Another wrinkle has to do with CMEEC’s status as a public agency, which makes it ineligible to collect the ITC. But because SolarCity is the owner of the project and is financing it through one of its tax equity funds, it can claim the credit, and then pass on the cost savings, he said. That’s making “the economics immediately relevant and cost-competitive” for other municipal utilities and cooperatives that might be looking for the same kind of deal, he said.

At the same time, SolarCity isn’t excluding investor-owned utilities as potential clients.

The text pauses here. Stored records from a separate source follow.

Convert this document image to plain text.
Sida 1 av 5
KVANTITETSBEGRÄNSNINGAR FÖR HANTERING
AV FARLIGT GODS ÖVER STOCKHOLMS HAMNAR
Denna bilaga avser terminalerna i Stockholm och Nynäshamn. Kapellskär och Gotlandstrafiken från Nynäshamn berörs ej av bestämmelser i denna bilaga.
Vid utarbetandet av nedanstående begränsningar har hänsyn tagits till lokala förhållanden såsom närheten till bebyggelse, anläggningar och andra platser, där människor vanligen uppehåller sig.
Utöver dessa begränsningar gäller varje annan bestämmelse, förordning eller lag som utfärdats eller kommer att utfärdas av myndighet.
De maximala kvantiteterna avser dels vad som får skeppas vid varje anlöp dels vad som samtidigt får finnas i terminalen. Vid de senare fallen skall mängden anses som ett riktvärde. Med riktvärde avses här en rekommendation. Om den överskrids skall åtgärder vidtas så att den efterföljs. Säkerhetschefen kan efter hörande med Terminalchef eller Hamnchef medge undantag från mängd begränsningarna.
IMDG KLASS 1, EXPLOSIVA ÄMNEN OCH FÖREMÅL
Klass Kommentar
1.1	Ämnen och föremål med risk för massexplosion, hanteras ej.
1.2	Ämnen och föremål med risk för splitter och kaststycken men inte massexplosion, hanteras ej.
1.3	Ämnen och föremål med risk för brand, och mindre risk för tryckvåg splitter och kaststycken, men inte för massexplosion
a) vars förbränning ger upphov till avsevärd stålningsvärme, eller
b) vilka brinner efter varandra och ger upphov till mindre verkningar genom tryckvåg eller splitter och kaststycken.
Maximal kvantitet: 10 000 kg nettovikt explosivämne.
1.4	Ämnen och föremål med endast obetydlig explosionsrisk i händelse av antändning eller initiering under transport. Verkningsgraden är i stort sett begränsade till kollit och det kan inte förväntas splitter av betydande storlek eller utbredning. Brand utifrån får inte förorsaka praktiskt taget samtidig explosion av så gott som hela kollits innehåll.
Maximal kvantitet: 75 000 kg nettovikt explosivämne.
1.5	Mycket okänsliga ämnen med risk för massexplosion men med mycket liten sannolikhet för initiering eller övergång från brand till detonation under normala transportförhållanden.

In a recent interview, Ryan Hanley, SolarCity’s vice president of grid engineering solutions, noted that the company’s broader grid services offering can combine solar and energy storage with different utility grid imperatives, such as replacing distribution grid upgrades by bolstering overloaded circuits.

“We’re also seeing it with really large utilities that are looking for things like voltage support,” he said. “We’ve got utilities like Con Ed and Southern California Edison that have done solicitations,” like SCE’s long-term procurement proceeding, or Con Ed’s Brooklyn-Queens demand management project. GTM’s Manghani noted that other IOUs, such as Southern Company, Xcel Energy and Entergy, are also exploring solar-storage projects.

In the case of its Connecticut project, Rudd noted that “both CMEEC and SolarCity feel there is the potential to extract additional value from the battery in the wholesale market, whether by providing ancillary services or otherwise. As the battery begins operation, we’re going to remain focused exclusively on the peak load reduction. But certainly the intention and expectation is that we’ll begin to, so to speak, stack different services.”